Directed by Shawn Levy, This Is Where I Leave You centers on the Altman family, who come together for their father’s funeral. Which sounds like somber stuff on paper, but — as you might’ve guessed from the cast — This Is Where I Leave You plays out as a bittersweet comedy. See the first This Is Where I Look image after the jump.
In case the big fat watermark didn’t make it obvious, the image below comes to us from EW.
Fey, Stoll, Bateman, and Driver play the dead man’s children, each of whom are dealing with issues of their own; Jane Fonda is their mother. Aaron Lazar is Fey’s husband, Kathryn Hahn is Stoll’s wife, and Britton is Driver’s therapist/girlfriend. Bateman is the lone single Altman kid because his wife just left him for his boss.
Rounding out the cast are the clan’s friends and neighbors. Byrne is Bateman’s childhood crush, Olyphant is Fey’s high school boyfriend, Debra Monk is Olyphant’s mom, and Ben Schwartz is the Altmans’ rabbi. Not pictured are Dax Shepard and Abigail Spencer. The very last guy on the right is Levy, the director.
The various tensions and connections running through the Altman house seem like they’d be better fodder for a TV miniseries than a movie, frankly, especially considering how many of these actors have notable TV roots.

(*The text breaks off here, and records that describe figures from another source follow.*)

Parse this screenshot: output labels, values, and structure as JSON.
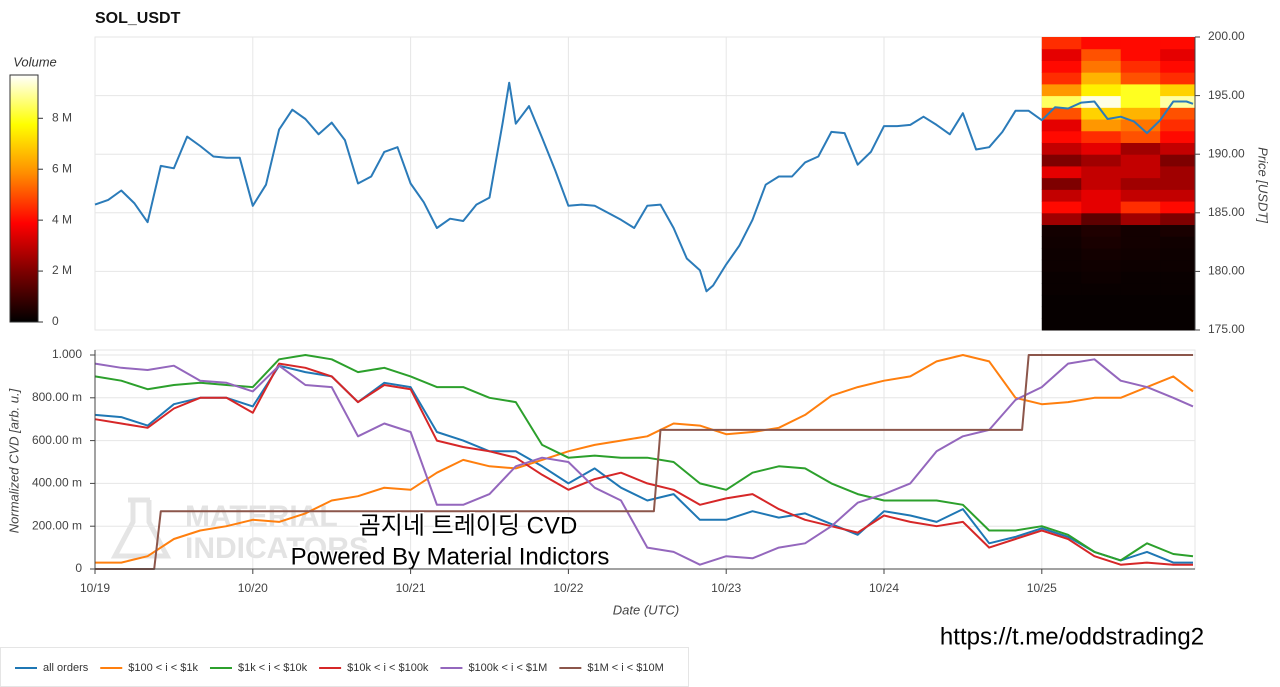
{
  "chart_data": [
    {
      "type": "line",
      "title": "SOL_USDT",
      "ylabel": "Price [USDT]",
      "colorbar_title": "Volume",
      "xlim": [
        0,
        167.3
      ],
      "xticks": [
        0,
        24,
        48,
        72,
        96,
        120,
        144
      ],
      "ylim": [
        175,
        200
      ],
      "yticks": [
        {
          "value": 175,
          "label": "175.00"
        },
        {
          "value": 180,
          "label": "180.00"
        },
        {
          "value": 185,
          "label": "185.00"
        },
        {
          "value": 190,
          "label": "190.00"
        },
        {
          "value": 195,
          "label": "195.00"
        },
        {
          "value": 200,
          "label": "200.00"
        }
      ],
      "grid": true,
      "series": [
        {
          "name": "price",
          "color": "#2b7bb9",
          "x": [
            0,
            2,
            4,
            6,
            8,
            10,
            12,
            14,
            16,
            18,
            20,
            22,
            24,
            26,
            28,
            30,
            32,
            34,
            36,
            38,
            40,
            42,
            44,
            46,
            48,
            50,
            52,
            54,
            56,
            58,
            60,
            62,
            63,
            64,
            66,
            68,
            70,
            72,
            74,
            76,
            78,
            80,
            82,
            84,
            86,
            88,
            90,
            92,
            93,
            94,
            96,
            98,
            100,
            102,
            104,
            106,
            108,
            110,
            112,
            114,
            116,
            118,
            120,
            122,
            124,
            126,
            128,
            130,
            132,
            134,
            136,
            138,
            140,
            142,
            144,
            146,
            148,
            150,
            152,
            154,
            156,
            158,
            160,
            162,
            164,
            166,
            167
          ],
          "values": [
            185.7,
            186.1,
            186.9,
            185.8,
            184.2,
            189.0,
            188.8,
            191.5,
            190.7,
            189.8,
            189.7,
            189.7,
            185.6,
            187.4,
            192.1,
            193.8,
            193.0,
            191.7,
            192.7,
            191.2,
            187.5,
            188.1,
            190.2,
            190.6,
            187.5,
            185.9,
            183.7,
            184.5,
            184.3,
            185.7,
            186.3,
            192.7,
            196.1,
            192.6,
            194.1,
            191.4,
            188.6,
            185.6,
            185.7,
            185.6,
            185.0,
            184.4,
            183.7,
            185.6,
            185.7,
            183.7,
            181.1,
            180.1,
            178.3,
            178.8,
            180.6,
            182.2,
            184.4,
            187.4,
            188.1,
            188.1,
            189.3,
            189.8,
            191.9,
            191.8,
            189.1,
            190.2,
            192.4,
            192.4,
            192.5,
            193.2,
            192.5,
            191.7,
            193.5,
            190.4,
            190.6,
            191.9,
            193.7,
            193.7,
            192.9,
            194.0,
            193.9,
            194.4,
            194.5,
            193.0,
            193.2,
            192.8,
            191.8,
            192.9,
            194.5,
            194.5,
            194.3
          ]
        }
      ],
      "clim": [
        0,
        9700000
      ],
      "cticks": [
        0,
        {
          "value": 2000000,
          "label": "2 M"
        },
        {
          "value": 4000000,
          "label": "4 M"
        },
        {
          "value": 6000000,
          "label": "6 M"
        },
        {
          "value": 8000000,
          "label": "8 M"
        }
      ],
      "colormap": [
        "#000000",
        "#7a0000",
        "#ff0000",
        "#ff8c00",
        "#ffff00",
        "#ffffff"
      ],
      "heatmap": {
        "x_edges": [
          144,
          150,
          156,
          162,
          167.3
        ],
        "y_edges": [
          175,
          176,
          177,
          178,
          179,
          180,
          181,
          182,
          183,
          184,
          185,
          186,
          187,
          188,
          189,
          190,
          191,
          192,
          193,
          194,
          195,
          196,
          197,
          198,
          199,
          200
        ],
        "values": [
          [
            100000,
            100000,
            100000,
            100000
          ],
          [
            100000,
            100000,
            100000,
            100000
          ],
          [
            100000,
            100000,
            100000,
            100000
          ],
          [
            150000,
            150000,
            150000,
            150000
          ],
          [
            150000,
            200000,
            150000,
            150000
          ],
          [
            200000,
            250000,
            200000,
            200000
          ],
          [
            200000,
            300000,
            250000,
            200000
          ],
          [
            250000,
            400000,
            300000,
            250000
          ],
          [
            300000,
            500000,
            300000,
            400000
          ],
          [
            2500000,
            1500000,
            2500000,
            2000000
          ],
          [
            4000000,
            3500000,
            4500000,
            4000000
          ],
          [
            3000000,
            3500000,
            3000000,
            3000000
          ],
          [
            2000000,
            3000000,
            2500000,
            2500000
          ],
          [
            3500000,
            3000000,
            3000000,
            2500000
          ],
          [
            2000000,
            2500000,
            3000000,
            2000000
          ],
          [
            3000000,
            3500000,
            2500000,
            3000000
          ],
          [
            4000000,
            4500000,
            5000000,
            4000000
          ],
          [
            3500000,
            6000000,
            5500000,
            4500000
          ],
          [
            5000000,
            7000000,
            6500000,
            5000000
          ],
          [
            8500000,
            9500000,
            8000000,
            9000000
          ],
          [
            6000000,
            7500000,
            8000000,
            7000000
          ],
          [
            4500000,
            6500000,
            5000000,
            4500000
          ],
          [
            4000000,
            5500000,
            4500000,
            4000000
          ],
          [
            3500000,
            5000000,
            4000000,
            3500000
          ],
          [
            4500000,
            4000000,
            4000000,
            4000000
          ]
        ]
      }
    },
    {
      "type": "line",
      "xlabel": "Date (UTC)",
      "ylabel": "Normalized CVD [arb. u.]",
      "xlim": [
        0,
        167.3
      ],
      "xticks": [
        {
          "value": 0,
          "label": "10/19"
        },
        {
          "value": 24,
          "label": "10/20"
        },
        {
          "value": 48,
          "label": "10/21"
        },
        {
          "value": 72,
          "label": "10/22"
        },
        {
          "value": 96,
          "label": "10/23"
        },
        {
          "value": 120,
          "label": "10/24"
        },
        {
          "value": 144,
          "label": "10/25"
        }
      ],
      "ylim": [
        0,
        1
      ],
      "yticks": [
        0,
        {
          "value": 0.2,
          "label": "200.00 m"
        },
        {
          "value": 0.4,
          "label": "400.00 m"
        },
        {
          "value": 0.6,
          "label": "600.00 m"
        },
        {
          "value": 0.8,
          "label": "800.00 m"
        },
        {
          "value": 1,
          "label": "1.000"
        }
      ],
      "grid": true,
      "legend": "bottom",
      "x": [
        0,
        4,
        8,
        12,
        16,
        20,
        24,
        28,
        32,
        36,
        40,
        44,
        48,
        52,
        56,
        60,
        64,
        68,
        72,
        76,
        80,
        84,
        88,
        92,
        96,
        100,
        104,
        108,
        112,
        116,
        120,
        124,
        128,
        132,
        136,
        140,
        144,
        148,
        152,
        156,
        160,
        164,
        167
      ],
      "series": [
        {
          "name": "all orders",
          "color": "#1f77b4",
          "values": [
            0.72,
            0.71,
            0.67,
            0.77,
            0.8,
            0.8,
            0.76,
            0.95,
            0.92,
            0.9,
            0.78,
            0.87,
            0.85,
            0.64,
            0.6,
            0.55,
            0.55,
            0.48,
            0.4,
            0.47,
            0.38,
            0.32,
            0.35,
            0.23,
            0.23,
            0.27,
            0.24,
            0.26,
            0.21,
            0.16,
            0.27,
            0.25,
            0.22,
            0.28,
            0.12,
            0.15,
            0.19,
            0.15,
            0.08,
            0.04,
            0.08,
            0.03,
            0.03
          ]
        },
        {
          "name": "$100 < i < $1k",
          "color": "#ff7f0e",
          "values": [
            0.03,
            0.03,
            0.06,
            0.14,
            0.18,
            0.2,
            0.23,
            0.22,
            0.26,
            0.32,
            0.34,
            0.38,
            0.37,
            0.45,
            0.51,
            0.48,
            0.47,
            0.51,
            0.55,
            0.58,
            0.6,
            0.62,
            0.68,
            0.67,
            0.63,
            0.64,
            0.66,
            0.72,
            0.81,
            0.85,
            0.88,
            0.9,
            0.97,
            1.0,
            0.97,
            0.8,
            0.77,
            0.78,
            0.8,
            0.8,
            0.85,
            0.9,
            0.83
          ]
        },
        {
          "name": "$1k < i < $10k",
          "color": "#2ca02c",
          "values": [
            0.9,
            0.88,
            0.84,
            0.86,
            0.87,
            0.86,
            0.85,
            0.98,
            1.0,
            0.98,
            0.92,
            0.94,
            0.9,
            0.85,
            0.85,
            0.8,
            0.78,
            0.58,
            0.52,
            0.53,
            0.52,
            0.52,
            0.5,
            0.4,
            0.37,
            0.45,
            0.48,
            0.47,
            0.4,
            0.35,
            0.32,
            0.32,
            0.32,
            0.3,
            0.18,
            0.18,
            0.2,
            0.16,
            0.08,
            0.04,
            0.12,
            0.07,
            0.06
          ]
        },
        {
          "name": "$10k < i < $100k",
          "color": "#d62728",
          "values": [
            0.7,
            0.68,
            0.66,
            0.75,
            0.8,
            0.8,
            0.73,
            0.96,
            0.94,
            0.9,
            0.78,
            0.86,
            0.84,
            0.6,
            0.57,
            0.55,
            0.52,
            0.44,
            0.37,
            0.42,
            0.45,
            0.4,
            0.37,
            0.3,
            0.33,
            0.35,
            0.28,
            0.23,
            0.2,
            0.17,
            0.25,
            0.22,
            0.2,
            0.22,
            0.1,
            0.14,
            0.18,
            0.14,
            0.06,
            0.02,
            0.03,
            0.02,
            0.02
          ]
        },
        {
          "name": "$100k < i < $1M",
          "color": "#9467bd",
          "values": [
            0.96,
            0.94,
            0.93,
            0.95,
            0.88,
            0.87,
            0.83,
            0.95,
            0.86,
            0.85,
            0.62,
            0.68,
            0.64,
            0.3,
            0.3,
            0.35,
            0.48,
            0.52,
            0.5,
            0.38,
            0.32,
            0.1,
            0.08,
            0.02,
            0.06,
            0.05,
            0.1,
            0.12,
            0.2,
            0.31,
            0.35,
            0.4,
            0.55,
            0.62,
            0.65,
            0.79,
            0.85,
            0.96,
            0.98,
            0.88,
            0.85,
            0.8,
            0.76
          ]
        },
        {
          "name": "$1M < i < $10M",
          "color": "#8c564b",
          "x": [
            0,
            9,
            10,
            85,
            86,
            141,
            142,
            167
          ],
          "values": [
            0,
            0,
            0.27,
            0.27,
            0.65,
            0.65,
            1,
            1
          ]
        }
      ]
    }
  ],
  "overlay_text": [
    "곰지네 트레이딩 CVD",
    "Powered By Material Indictors"
  ],
  "watermark": [
    "MATERIAL",
    "INDICATORS"
  ],
  "link": "https://t.me/oddstrading2"
}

But if two hours with this gang is all we get, we’ll gladly take it.
This Is Where I Leave You premieres September 12.
When their father passes away, four grown siblings, bruised and banged up by their respective adult lives, are forced to return to their childhood home and live under the same roof together for a week, along with their over-sharing mother and an assortment of spouses, exes and might-have-beens. Confronting their history and the frayed states of their relationships among the people who know and love them best, they ultimately reconnect in hysterical and emotionally affecting ways amid the chaos, humor, heartache and redemption that only families can provide—driving us insane even as they remind us of our truest, and often best, selves.